Northwestern Ontario is the province's most sparsely populated region: 54% of the region's entire population lives in the Thunder Bay census metropolitan area alone. Aside from Thunder Bay, Kenora is the only other municipality in the entire region with a population greater than 10,000.

The overall population of Northwestern Ontario declined in the early 21st century, mainly because of a downturn in the forestry sector, but some individual municipalities within the region have seen modest population growth over the period.

Population of Northwestern Ontario
| District | 2021 | ± | 2016 | ± | 2011 | ± | 2006 | ± | 2001 | ± | 1996 |
| Northwestern Ontario | 232,299 | 0.3% | 231,691 | 3.4% | 224,034 | −4.7% | 235,046 | 0.1% | 234,771 | −3.8% | 244,117 |
| Kenora District | 66,000 | 0.7% | 65,533 | 13.8% | 57,607 | −10.6% | 64,419 | 4.2% | 61,802 | −2.5% | 63,360 |
| Rainy River District | 19,437 | −3.3% | 20,110 | −1.3% | 20,370 | −5.5% | 21,564 | −2.5% | 22,109 | −4.4% | 23,138 |
| Thunder Bay District | 146,862 | 0.6% | 146,048 | 0.0% | 146,057 | −2.0% | 149,063 | −1.2% | 150,860 | −4.3% | 157,619 |

==Politics==

Northwestern Ontarians tend to lean left politically, mainly due to the history and influence of labour unions.

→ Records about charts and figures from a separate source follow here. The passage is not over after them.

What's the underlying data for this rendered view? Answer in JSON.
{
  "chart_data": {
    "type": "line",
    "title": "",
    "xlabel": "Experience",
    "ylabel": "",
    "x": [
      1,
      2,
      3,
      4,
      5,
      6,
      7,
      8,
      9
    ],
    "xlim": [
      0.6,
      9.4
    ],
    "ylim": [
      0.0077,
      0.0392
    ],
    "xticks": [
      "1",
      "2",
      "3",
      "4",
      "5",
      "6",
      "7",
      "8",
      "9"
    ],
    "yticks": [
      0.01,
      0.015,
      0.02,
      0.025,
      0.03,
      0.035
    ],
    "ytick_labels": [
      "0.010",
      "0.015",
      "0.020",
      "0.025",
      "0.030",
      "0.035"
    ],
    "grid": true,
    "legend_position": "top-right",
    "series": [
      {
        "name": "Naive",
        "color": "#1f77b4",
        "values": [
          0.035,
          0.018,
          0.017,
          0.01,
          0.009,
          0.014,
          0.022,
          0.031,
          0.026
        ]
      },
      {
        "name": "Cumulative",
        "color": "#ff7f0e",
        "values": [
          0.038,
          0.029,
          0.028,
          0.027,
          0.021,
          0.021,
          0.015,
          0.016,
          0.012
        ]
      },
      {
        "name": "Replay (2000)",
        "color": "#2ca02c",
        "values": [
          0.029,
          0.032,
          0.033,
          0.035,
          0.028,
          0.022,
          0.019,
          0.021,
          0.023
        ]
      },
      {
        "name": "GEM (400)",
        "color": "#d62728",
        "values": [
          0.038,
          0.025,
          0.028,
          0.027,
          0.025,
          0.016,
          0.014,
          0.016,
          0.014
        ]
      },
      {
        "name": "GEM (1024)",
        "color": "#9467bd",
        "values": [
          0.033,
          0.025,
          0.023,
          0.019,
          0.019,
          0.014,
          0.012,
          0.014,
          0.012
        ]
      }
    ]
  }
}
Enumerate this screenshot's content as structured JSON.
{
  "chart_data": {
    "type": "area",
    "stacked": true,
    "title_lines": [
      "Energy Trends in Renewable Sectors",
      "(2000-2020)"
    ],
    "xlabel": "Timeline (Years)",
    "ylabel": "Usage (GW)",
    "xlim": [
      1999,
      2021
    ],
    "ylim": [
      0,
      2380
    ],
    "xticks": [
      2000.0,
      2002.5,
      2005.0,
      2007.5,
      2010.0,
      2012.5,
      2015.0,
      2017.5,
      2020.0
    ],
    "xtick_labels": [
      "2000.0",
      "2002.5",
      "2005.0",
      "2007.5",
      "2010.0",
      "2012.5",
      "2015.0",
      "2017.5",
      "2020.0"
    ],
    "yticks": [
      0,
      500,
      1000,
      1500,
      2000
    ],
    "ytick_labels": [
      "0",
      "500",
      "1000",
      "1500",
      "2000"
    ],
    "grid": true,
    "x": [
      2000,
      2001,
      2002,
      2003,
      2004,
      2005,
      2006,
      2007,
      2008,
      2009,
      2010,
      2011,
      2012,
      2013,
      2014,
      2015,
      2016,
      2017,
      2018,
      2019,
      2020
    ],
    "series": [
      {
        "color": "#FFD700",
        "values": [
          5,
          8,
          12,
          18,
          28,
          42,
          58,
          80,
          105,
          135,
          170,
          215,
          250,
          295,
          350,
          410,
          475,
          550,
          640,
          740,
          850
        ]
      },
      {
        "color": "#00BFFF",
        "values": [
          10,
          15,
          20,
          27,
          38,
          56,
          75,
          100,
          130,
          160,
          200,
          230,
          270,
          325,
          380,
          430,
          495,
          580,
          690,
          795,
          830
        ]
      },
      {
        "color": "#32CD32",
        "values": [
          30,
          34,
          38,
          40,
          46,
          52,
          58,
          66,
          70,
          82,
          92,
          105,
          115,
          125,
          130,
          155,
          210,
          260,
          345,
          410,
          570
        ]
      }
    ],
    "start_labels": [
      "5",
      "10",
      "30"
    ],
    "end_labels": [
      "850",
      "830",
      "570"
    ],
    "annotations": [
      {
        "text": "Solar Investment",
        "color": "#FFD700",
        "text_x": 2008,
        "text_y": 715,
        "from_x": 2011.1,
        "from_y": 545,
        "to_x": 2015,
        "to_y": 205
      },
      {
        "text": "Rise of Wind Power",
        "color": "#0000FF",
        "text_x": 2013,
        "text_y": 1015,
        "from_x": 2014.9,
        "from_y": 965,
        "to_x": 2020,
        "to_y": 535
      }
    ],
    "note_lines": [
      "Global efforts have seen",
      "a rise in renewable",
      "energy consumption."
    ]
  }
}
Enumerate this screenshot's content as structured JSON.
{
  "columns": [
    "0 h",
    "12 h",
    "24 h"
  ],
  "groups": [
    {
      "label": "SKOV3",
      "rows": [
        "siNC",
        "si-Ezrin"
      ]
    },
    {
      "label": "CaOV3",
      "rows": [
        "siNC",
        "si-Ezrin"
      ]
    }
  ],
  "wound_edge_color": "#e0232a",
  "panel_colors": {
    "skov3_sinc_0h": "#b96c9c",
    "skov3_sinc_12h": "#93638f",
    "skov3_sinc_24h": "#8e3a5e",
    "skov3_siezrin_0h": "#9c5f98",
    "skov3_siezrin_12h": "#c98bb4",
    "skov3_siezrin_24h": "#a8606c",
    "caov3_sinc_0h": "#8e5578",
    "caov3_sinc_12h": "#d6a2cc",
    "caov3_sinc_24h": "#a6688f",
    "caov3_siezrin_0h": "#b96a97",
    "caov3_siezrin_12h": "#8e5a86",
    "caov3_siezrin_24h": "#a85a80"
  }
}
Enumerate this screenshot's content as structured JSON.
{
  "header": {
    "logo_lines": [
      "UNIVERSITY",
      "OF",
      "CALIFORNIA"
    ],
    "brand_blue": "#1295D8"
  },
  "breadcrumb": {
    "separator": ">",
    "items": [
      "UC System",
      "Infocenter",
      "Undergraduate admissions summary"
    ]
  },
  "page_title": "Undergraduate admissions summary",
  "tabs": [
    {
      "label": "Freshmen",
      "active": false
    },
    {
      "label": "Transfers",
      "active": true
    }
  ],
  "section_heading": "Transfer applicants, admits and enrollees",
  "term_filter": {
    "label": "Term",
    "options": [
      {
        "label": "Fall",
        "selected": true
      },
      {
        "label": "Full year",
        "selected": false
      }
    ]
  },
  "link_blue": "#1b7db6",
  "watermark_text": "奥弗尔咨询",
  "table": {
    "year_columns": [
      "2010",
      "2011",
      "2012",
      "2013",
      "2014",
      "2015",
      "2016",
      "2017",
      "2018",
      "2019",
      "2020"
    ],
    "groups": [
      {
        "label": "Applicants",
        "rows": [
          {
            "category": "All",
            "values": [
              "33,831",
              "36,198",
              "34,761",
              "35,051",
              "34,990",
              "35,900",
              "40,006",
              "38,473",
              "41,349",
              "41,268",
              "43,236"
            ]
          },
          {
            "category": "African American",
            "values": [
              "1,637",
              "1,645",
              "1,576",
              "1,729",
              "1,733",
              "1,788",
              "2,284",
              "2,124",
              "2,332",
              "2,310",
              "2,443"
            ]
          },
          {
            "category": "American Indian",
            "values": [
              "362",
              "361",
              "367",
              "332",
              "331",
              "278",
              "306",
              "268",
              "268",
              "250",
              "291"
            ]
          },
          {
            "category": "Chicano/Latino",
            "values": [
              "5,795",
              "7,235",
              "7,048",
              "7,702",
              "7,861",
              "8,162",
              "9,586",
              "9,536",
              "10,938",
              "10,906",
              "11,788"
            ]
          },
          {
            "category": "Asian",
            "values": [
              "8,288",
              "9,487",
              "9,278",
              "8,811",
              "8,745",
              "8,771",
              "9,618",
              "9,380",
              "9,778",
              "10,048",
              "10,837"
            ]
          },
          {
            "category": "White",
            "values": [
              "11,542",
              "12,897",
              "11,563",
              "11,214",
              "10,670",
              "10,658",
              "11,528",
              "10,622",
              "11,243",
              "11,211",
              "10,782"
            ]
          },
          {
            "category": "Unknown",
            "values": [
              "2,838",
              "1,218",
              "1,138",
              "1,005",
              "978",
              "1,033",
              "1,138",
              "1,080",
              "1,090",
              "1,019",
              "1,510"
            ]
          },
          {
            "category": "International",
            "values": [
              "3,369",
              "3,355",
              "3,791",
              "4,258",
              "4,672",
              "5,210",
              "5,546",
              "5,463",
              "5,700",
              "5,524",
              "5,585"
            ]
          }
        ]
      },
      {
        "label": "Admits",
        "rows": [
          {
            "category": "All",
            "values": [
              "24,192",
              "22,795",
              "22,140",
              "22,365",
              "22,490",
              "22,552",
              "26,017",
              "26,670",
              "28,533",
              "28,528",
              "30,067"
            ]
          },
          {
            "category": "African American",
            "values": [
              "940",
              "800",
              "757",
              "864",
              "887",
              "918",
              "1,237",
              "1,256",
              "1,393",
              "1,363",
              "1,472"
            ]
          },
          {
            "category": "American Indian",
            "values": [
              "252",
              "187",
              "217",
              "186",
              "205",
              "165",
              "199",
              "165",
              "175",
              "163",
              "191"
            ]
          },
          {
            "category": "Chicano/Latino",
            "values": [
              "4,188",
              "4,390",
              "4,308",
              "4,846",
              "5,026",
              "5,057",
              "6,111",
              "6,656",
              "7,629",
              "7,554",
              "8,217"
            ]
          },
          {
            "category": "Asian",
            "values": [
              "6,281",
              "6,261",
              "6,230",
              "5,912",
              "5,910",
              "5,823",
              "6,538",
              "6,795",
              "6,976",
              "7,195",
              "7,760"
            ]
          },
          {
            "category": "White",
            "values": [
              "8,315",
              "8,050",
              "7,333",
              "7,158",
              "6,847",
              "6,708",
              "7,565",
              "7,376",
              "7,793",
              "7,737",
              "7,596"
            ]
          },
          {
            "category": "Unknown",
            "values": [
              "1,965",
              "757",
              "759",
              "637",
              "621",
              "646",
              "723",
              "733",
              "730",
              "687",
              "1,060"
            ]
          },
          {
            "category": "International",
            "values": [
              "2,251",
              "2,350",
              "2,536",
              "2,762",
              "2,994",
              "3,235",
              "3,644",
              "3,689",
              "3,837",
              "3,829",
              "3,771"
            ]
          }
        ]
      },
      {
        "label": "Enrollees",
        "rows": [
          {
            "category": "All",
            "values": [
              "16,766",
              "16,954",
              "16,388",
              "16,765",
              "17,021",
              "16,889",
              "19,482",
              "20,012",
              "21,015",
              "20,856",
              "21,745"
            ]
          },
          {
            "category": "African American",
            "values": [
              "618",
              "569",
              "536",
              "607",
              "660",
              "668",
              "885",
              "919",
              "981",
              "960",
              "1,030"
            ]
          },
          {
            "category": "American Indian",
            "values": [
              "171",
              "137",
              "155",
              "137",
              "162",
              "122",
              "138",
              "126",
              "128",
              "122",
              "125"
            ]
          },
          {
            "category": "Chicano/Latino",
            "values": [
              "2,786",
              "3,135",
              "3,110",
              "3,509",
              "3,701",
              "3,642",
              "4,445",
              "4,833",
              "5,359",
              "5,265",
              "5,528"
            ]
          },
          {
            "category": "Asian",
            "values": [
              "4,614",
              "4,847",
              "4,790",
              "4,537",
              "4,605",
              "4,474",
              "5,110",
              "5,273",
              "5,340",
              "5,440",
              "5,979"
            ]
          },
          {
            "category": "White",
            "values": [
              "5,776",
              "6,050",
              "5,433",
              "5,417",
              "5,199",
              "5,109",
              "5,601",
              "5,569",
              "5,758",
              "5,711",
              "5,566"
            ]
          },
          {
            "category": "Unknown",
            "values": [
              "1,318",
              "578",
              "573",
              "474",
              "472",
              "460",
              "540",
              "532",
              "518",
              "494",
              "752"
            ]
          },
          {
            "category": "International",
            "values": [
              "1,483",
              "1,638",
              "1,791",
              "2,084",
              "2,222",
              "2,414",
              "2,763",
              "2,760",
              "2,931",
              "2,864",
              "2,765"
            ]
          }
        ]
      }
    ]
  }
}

At the federal level, Northwestern Ontario is represented by Liberal MPs Marcus Powlowski in Thunder Bay—Rainy River and Patty Hajdu in Thunder Bay—Superior North, as well as Conservative MP Eric Melillo in the Kenora District,. Provincially, PC Greg Rickford represents Kenora—Rainy River, NDP Sol Mamakwa represents Kiiwetinoong, PC Kevin Holland represents Thunder Bay—Atikokan, and NDP Lise Vaugeois represents Thunder Bay—Superior North.

In 2005, some residents of the region expressed dissatisfaction at the level of attention paid to the region by the provincial government. Some, most notably former Kenora mayor Dave Canfield, and Fort Frances town councillor Tannis Drysdale, have proposed the idea of the region as a whole, or parts of it, seceding from Ontario to join Manitoba, although the campaign did not attract widespread public support.